According to the new information on the world’s out-of-school children from the UNESCO Institute for Statistics (UIS), little or no progress has been seen in more than a decade.
“Four of those nine million girls live in sub-Saharan Africa, where the situation gives cause for even greater concern”, Ms. Azoulay continued. “We must therefore continue to centre our actions on girls’ and women’s education, as an utmost priority.”
In 2018 it is estimated that 258 million children, adolescents and youth between the ages of six and 17 were out of school.
This new data paints a clear picture of the difficulties ahead in achieving inclusive quality education for all, one of the Sustainable Development Goals (SDGs) set by the international community for 2030.
Afghanistan’s education system for instance has been devastated by more than three decades of sustained conflict.

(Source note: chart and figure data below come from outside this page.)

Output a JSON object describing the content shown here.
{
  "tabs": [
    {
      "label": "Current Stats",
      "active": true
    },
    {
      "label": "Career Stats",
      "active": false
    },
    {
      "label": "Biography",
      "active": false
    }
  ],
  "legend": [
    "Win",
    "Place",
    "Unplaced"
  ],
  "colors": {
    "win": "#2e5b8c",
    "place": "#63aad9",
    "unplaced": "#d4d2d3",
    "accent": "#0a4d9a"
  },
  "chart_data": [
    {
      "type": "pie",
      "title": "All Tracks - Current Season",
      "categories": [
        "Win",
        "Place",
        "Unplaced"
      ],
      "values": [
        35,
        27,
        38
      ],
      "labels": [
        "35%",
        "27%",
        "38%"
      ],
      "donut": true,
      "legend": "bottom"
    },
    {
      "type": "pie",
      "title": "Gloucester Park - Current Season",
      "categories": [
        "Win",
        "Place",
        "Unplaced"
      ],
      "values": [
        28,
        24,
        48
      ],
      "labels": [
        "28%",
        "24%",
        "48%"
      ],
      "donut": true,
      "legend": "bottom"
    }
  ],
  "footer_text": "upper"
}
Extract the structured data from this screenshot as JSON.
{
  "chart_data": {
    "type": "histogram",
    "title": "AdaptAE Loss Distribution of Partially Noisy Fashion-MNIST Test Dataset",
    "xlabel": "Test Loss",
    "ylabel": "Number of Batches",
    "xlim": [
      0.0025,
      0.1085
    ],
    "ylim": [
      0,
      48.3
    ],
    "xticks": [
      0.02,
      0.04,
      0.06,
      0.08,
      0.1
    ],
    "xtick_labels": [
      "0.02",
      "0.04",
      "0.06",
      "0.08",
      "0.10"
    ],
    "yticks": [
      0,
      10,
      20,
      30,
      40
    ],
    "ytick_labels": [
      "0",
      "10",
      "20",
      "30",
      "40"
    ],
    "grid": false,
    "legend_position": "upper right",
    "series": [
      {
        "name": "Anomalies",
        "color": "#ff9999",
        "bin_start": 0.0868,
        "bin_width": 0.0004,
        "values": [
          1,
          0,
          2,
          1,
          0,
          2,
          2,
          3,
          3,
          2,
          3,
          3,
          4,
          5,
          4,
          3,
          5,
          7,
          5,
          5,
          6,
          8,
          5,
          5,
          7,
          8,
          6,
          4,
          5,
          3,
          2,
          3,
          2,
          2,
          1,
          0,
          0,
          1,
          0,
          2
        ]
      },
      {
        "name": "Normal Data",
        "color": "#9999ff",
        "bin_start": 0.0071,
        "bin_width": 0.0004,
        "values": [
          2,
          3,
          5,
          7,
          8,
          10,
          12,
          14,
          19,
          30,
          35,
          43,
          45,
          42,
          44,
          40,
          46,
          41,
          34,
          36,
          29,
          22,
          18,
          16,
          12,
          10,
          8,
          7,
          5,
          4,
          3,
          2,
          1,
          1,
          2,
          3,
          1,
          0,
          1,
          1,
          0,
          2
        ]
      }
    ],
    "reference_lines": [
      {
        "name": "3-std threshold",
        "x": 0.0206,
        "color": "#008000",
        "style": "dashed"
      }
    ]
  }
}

For many of the country’s children, completing primary school remains a distant dream.
It also confirms recent UNESCO projections showing that at the present rate, by 2030, one-in-six children will not be attending primary and secondary school at all, and only six in every ten young people will complete secondary education.
The update also highlights the gap between the world’s richest and poorest countries. According to UIS figures, 19 per cent of six-to-11-year olds in low-income countries are out of school, compared to just two per cent in high-income States.
And the gap grows wider still for older children and youth, where some 61 per cent of 15- to 17-year-olds are out of school in low-income countries, compared to eight per cent in their high-income counterparts.
“We have just 11 years to make good on the promise that every child will be in school and learning”, UIS Director Silvia Montoya asserted. “Yet the new data shows us an unchanging and persistent picture of poor access and quality, year after year”.
The new insight by UIS, the custodian of SDG 4 data, was released a week before the General Assembly meets in New York to examine progress towards the Global Goals and discuss the funding needed to achieve them.
It also demonstrates the pressing need for renewed efforts and reliable data to monitor progress on education access, completion and quality to meet the goal of quality education for all.